Update Country Report Curaçao 20 Jun 2019

New CBCS president faces tough challenges

Event

On June 13th the Supervisory Board of the Central Bank of Curaçao and Sint Maarten (CBCS) announced the appointment of its new president, a former IMF official, Bob Traa. After 18 months without a permanent president for the bank, Mr Traa will replace the acting president, Leila Matroos-Lasten.

Analysis

Mr Traa's appointment remains subject to the approval of Curaçao and Sint Maarten, but his appointment brings an end to a period of uncertainty around the leadership of the bank. The ambiguity surrounding the length of Ms Matroos-Lasten's tenure, which began at the onset of the hurricane-induced fiscal crisis in Sint Maarten and economic contraction in Curaçao, meant that few major policy decisions were made. Furthermore, Ms Matroos-Lasten had replaced a former central bank president, Emsley Tromp, who was dismissed in October 2017 amid allegations of tax evasion. Even though Mr Tromp was subsequently acquitted in two trials and is currently appealing his case in the Netherlands, his departure tarnished the reputation of the CBCS.

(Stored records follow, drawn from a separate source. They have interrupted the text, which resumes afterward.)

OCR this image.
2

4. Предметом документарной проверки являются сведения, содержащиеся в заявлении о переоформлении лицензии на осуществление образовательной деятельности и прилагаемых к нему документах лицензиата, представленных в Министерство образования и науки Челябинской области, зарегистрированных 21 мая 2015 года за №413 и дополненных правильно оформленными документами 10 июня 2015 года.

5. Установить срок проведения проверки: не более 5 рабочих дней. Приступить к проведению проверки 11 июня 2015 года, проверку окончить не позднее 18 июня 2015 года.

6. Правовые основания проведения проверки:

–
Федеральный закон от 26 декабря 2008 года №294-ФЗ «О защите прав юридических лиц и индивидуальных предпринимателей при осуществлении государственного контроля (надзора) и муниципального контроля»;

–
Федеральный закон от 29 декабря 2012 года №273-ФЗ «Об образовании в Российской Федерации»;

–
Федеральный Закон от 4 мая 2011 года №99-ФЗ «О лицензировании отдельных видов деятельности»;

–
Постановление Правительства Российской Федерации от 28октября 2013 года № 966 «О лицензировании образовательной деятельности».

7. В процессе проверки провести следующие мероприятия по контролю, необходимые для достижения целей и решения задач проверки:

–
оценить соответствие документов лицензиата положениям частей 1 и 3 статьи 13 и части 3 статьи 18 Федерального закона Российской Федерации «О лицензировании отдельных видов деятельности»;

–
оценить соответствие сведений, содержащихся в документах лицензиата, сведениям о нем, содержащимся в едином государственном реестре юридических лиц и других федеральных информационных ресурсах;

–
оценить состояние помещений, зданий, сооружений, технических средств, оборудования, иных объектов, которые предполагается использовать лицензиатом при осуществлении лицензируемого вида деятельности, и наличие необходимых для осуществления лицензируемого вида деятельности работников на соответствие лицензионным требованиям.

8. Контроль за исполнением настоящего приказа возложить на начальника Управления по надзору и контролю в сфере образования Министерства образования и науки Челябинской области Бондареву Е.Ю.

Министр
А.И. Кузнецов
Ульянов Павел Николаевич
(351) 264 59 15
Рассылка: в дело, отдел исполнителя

The internal challenges of the CBCS compounded the economic problems facing both countries. In particular, the CBCS has cited concerns about Curaçao's current-account deficit, estimated at over 20% of GDP, and excess liquidity in the banking system. At the same time, the CBCS has noted that risks to Sint Maarten's recovery from the 2017 Hurricane Irma are tilted to the downside. Amid such pressures, the central bank has requested technical assistance from the IMF in improving fiscal management and supporting economic development.

These concerns may have driven the appointment of Mr Traa, who worked at the IMF for 34 years and is highly familiar with its policies and methodology, as well as in maintaining good contacts with the Fund. He will be the key liaison point between the CBCS and the Fund, helping to translate technical advice from the IMF into implementation in the islands. The CBCS appointment announcement specifically referenced Mr Traa's expertise in correspondent banking, indicating that maintaining and growing correspondent banking arrangements will be a key policy focus. Several correspondent banks have withdrawn from the Caribbean in recent years as part of global de-risking initiatives, reducing financing opportunities for those islands affected.

Impact on the forecast

We expect that the appointment of Mr Traa will improve the reputation of the CBCS and augur prudent monetary policy amid downside risks to the recoveries of Curaçao and Sint Maarten.